Mr. Dimon's worst sin in Washington's eyes may be that J.P. Morgan earned record profits last year despite the Whale losses.
Um, no. Ironically, the same same WSJ editorial lists of few of JPMorgan's "sins":
Now each day seems to bring details of another government investigation—about mortgage underwriting, mortgage-backed securities, energy markets, credit cards, other Whale-related cases and more. Since 2008 J.P. Morgan has spent more than $18 billion on legal expenses.
Let's take a look at just a few of these "sins"- otherwise known to the legal profession as fraud, market manipulation and money laundering:
In July, JPMorgan Ventures Energy agreed to pay the Federal Energy Regulatory Commission $410 million in fines. Why? Because in JPMVEC used Enron-style market manipulations to bilk ratepayers in California and the Midwest out of at least $124 million dollars.
The manipulating of heavily regulated energy markets through creative price-setting is analogous to what Enron did in the early part of the century with strategies named “Fat Boy,” “Ricochet,” and the always popular “Death Star.”
In August the Commodities Futures Trading Commission subpoened JPMorgan for documents relating to allegations of price-fixing in the aluminum market.

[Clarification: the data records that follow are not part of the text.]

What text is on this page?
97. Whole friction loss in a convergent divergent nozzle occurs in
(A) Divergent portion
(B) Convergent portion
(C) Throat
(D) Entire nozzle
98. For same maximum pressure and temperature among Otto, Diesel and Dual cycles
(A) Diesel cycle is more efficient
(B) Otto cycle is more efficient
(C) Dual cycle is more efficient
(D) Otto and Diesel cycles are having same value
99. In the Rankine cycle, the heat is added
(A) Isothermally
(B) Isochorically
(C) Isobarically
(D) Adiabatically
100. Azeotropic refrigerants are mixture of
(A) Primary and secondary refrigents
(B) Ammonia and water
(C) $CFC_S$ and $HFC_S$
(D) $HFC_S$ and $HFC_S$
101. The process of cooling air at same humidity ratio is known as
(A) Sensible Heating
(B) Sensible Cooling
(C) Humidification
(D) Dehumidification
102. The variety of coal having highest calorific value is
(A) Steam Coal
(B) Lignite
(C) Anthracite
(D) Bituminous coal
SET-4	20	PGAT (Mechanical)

The CFTC investigation was in addition to at least 4 class action lawsuits filed by individuals and companies in New York, Florida, Louisiana and Michigan.
From a NYT report:
Wall Street’s maneuverings in the commodities markets have added many billions to the coffers of investment banks like Goldman, JPMorgan Chase and Morgan Stanley, while forcing consumers to pay more for gasoline, electricity and a wide range of products, from cars to cellphones.

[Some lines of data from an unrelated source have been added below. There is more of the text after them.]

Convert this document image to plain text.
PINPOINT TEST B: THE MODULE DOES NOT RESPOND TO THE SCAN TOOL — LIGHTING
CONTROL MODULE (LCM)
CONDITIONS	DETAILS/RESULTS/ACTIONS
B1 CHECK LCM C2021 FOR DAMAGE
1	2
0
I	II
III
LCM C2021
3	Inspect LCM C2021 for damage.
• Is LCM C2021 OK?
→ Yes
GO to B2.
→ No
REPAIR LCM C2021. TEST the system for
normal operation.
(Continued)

Not content with squeezing money from consumers for electricity, soda cans and cell phones, JPMorgan looked abroad for bigger profits, and wound up paying the Treasury Department $88.3 million dollars in August 2011 for money laundering in prohibited transactions with Cuba and Iran.
The WST is also wringing its hands over the plight of the poor, defenseless shareholders of JPMorgan:
And now the feds are making Morgan's shareholders pay for this embarrassment. Morgan investors recently had to pay another $920 million to settle U.S. and U.K. charges related to the Whale.
I have a brief message for the phony free-marketeers at the Wall Street Journal:
Nobody held a gun to the heads of JPMorgan shareholders when they purchased their shares, and nobody is holding a gun to their heads now.
They were free to dump their shares and walk away after the first settlements began. Or later, when multiple settlements showed that share prices were inflated by ill-gotten gains.
But they didn't. Now they're paying the price.
Maybe, just maybe, if more shareholders dumped their shares when repeated settlements made the news, JPMorgan would simply fail due to its own shoddy management.
Happy Thanksgiving. Or maybe JPMorgan calls it "Thankstaking."